На похоронах его заставляли держать речь. Отнекивался, потом довели – послал по-маггловски. Речь держал Перси, у него это хорошо получается. Хотя и сам, должно быть, горюет искренне. На стариков Уизли вообще невозможно было смотреть. Миссис Уизли сидела чуть живая – той же ночью с ней случился удар. Тесть съежился, совсем затих. Джинни рыдала на плече у Гермионы. Та держалась сухо, деревянным голосом отдавала распоряжения тем, кто вызвался помочь. Лицо серое, взгляд – внутрь себя, словно её беспрерывно что-то мучило.
Рона положили на кладбище близ Норы. Могила Ксенофилиуса Лавгуда – в двух шагах. Луна, сорвавшаяся из командировки куда-то в Бразилию, отделилась от толпы, отошла поздороваться с надгробием отца. Если бы не она и не Невилл с Ханной, неизвестно, как бы лопнуло в тот вечер сумасшедшее горе. Что уж они такое сделали? А только боль, скопившаяся в сердце, плавно растеклась по венам и смолкла… На короткий срок. Назавтра стало больно вновь.
…Гермиона достала из духовки печенье. Отсыпала горстку в блюдце. Что ж, жизнь почему- то продолжается. Но их же всегда было трое.
- О чем ты думаешь? – спросил вдруг Гарри.
- О том, что сделала все, как они просили, - безжизненно ответила Гермиона. – Ушла в отставку и никому о них не рассказала.
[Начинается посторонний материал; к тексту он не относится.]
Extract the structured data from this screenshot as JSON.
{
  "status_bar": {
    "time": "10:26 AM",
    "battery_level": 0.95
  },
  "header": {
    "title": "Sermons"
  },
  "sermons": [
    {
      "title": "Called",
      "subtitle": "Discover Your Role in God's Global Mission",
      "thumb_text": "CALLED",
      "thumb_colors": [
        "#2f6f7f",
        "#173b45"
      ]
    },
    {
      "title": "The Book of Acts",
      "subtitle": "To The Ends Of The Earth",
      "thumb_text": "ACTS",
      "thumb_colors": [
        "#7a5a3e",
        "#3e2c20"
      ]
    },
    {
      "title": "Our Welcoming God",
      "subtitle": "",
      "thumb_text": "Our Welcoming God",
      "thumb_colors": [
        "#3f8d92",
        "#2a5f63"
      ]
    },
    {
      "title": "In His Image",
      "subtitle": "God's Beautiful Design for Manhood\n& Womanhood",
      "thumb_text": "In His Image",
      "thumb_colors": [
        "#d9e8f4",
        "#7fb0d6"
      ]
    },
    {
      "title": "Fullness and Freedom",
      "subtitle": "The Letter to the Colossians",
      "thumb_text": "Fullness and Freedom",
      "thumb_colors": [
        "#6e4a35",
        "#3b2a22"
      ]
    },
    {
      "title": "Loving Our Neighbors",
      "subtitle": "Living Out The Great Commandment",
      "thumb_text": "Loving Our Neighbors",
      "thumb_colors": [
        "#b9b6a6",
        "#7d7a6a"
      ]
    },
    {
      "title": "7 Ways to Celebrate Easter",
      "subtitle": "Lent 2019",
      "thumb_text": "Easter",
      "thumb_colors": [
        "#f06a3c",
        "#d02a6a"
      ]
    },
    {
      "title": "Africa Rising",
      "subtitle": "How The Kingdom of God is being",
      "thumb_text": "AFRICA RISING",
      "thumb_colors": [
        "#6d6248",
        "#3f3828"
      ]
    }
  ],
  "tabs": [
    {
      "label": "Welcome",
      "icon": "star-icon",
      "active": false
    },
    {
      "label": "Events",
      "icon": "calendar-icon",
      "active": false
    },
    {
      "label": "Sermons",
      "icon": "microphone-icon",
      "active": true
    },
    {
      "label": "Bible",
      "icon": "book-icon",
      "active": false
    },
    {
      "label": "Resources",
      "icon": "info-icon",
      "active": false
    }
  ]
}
А они все равно убили Рона. Как я могла им поверить. Надо же так поглупеть.
- Кто – они?
И Гермиона рассказала Гарри о шантажисте из магазина. О том, как дала слабину и не решилась обратиться в аврорат, даже удовлетворив их требования. Боялась, что за ней действительно следят. Боялась погубить Рона. И этим страхом, по-видимому, погубила его верней.
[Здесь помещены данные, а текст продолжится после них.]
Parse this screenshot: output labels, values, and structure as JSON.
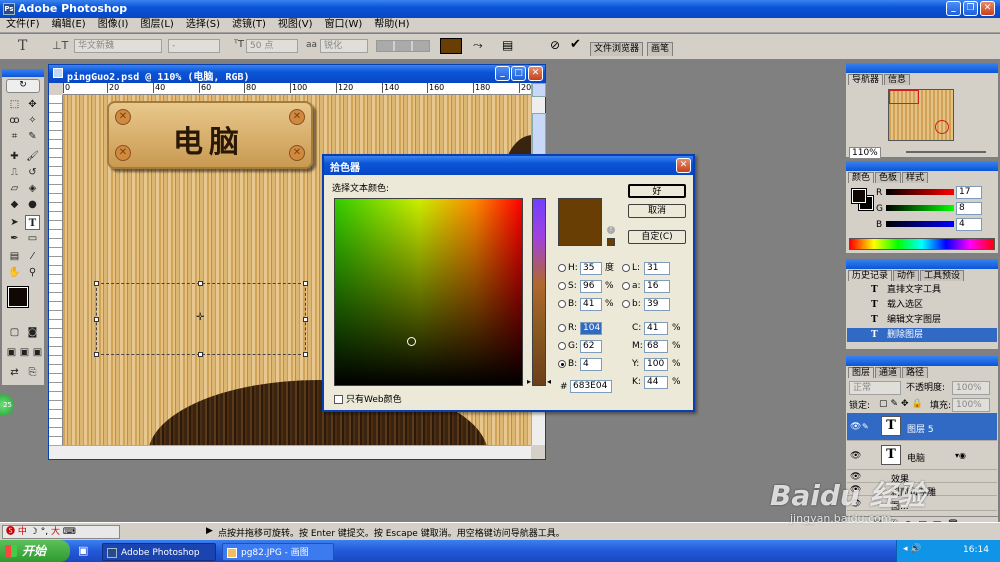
{
  "app": {
    "title": "Adobe Photoshop"
  },
  "menu": [
    "文件(F)",
    "编辑(E)",
    "图像(I)",
    "图层(L)",
    "选择(S)",
    "滤镜(T)",
    "视图(V)",
    "窗口(W)",
    "帮助(H)"
  ],
  "options": {
    "font_family": "华文新魏",
    "font_style": "-",
    "font_size": "50 点",
    "aa_label": "aa",
    "aa_mode": "锐化",
    "text_color": "#683E04",
    "tab_file_browser": "文件浏览器",
    "tab_brushes": "画笔"
  },
  "document": {
    "title": "pingGuo2.psd @ 110% (电脑, RGB)",
    "sign_text": "电脑",
    "ruler_labels": [
      "0",
      "20",
      "40",
      "60",
      "80",
      "100",
      "120",
      "140",
      "160",
      "180",
      "200"
    ]
  },
  "color_picker": {
    "title": "拾色器",
    "prompt": "选择文本颜色:",
    "ok": "好",
    "cancel": "取消",
    "custom": "自定(C)",
    "hex_label": "#",
    "web_only": "只有Web颜色",
    "hex": "683E04",
    "fields": {
      "H": "35",
      "H_unit": "度",
      "S": "96",
      "S_unit": "%",
      "Bv": "41",
      "Bv_unit": "%",
      "R": "104",
      "G": "62",
      "B": "4",
      "L": "31",
      "a": "16",
      "b": "39",
      "C": "41",
      "M": "68",
      "Y": "100",
      "K": "44",
      "pct": "%"
    },
    "labels": {
      "H": "H:",
      "S": "S:",
      "Bv": "B:",
      "L": "L:",
      "a": "a:",
      "b": "b:",
      "R": "R:",
      "G": "G:",
      "B": "B:",
      "C": "C:",
      "M": "M:",
      "Y": "Y:",
      "K": "K:"
    }
  },
  "navigator": {
    "tabs": [
      "导航器",
      "信息"
    ],
    "zoom": "110%"
  },
  "color_panel": {
    "tabs": [
      "颜色",
      "色板",
      "样式"
    ],
    "R": "17",
    "G": "8",
    "B": "4",
    "labels": {
      "R": "R",
      "G": "G",
      "B": "B"
    }
  },
  "history": {
    "tabs": [
      "历史记录",
      "动作",
      "工具预设"
    ],
    "items": [
      "直排文字工具",
      "载入选区",
      "编辑文字图层",
      "删除图层"
    ]
  },
  "layers": {
    "tabs": [
      "图层",
      "通道",
      "路径"
    ],
    "blend_mode": "正常",
    "opacity_label": "不透明度:",
    "opacity": "100%",
    "lock_label": "锁定:",
    "fill_label": "填充:",
    "fill": "100%",
    "items": [
      {
        "name": "图层 5"
      },
      {
        "name": "电脑"
      }
    ],
    "effects": "效果",
    "effect_item": "斜面和浮雕",
    "extra_item": "图..."
  },
  "status": {
    "hint": "点按并拖移可旋转。按 Enter 键提交。按 Escape 键取消。用空格键访问导航器工具。",
    "ime": "中",
    "ime_mode": "大"
  },
  "taskbar": {
    "start": "开始",
    "tasks": [
      "Adobe Photoshop",
      "pg82.JPG - 画图"
    ],
    "clock": "16:14"
  },
  "watermark": {
    "text": "Baidu 经验",
    "url": "jingyan.baidu.com"
  }
}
- Так, а Рон знал, что тебя шантажировали?
- Никто не знал. А уж Рон – тем более. Гарри, ведь надо было все тебе рассказать, правда? Ну вышла бы статья. С детьми я бы поговорила. А про Селвина – это же ложь, Рону же ничто не грозило, нет этого Селвина, так?
Гарри отпил чай. Помолчал.
- В том и дело, Гермиона, что Селвин есть. И Рон действительно… переспал с его сестрой. Все было именно так, как сказала тебе шантажист. Я об этом знал.
Она уронила руки на колени. Некоторое время сидела, видимо , не в силах пошевелиться. Потом медленно прошептала:
- Так за что же его убили, если я выполнила их условия?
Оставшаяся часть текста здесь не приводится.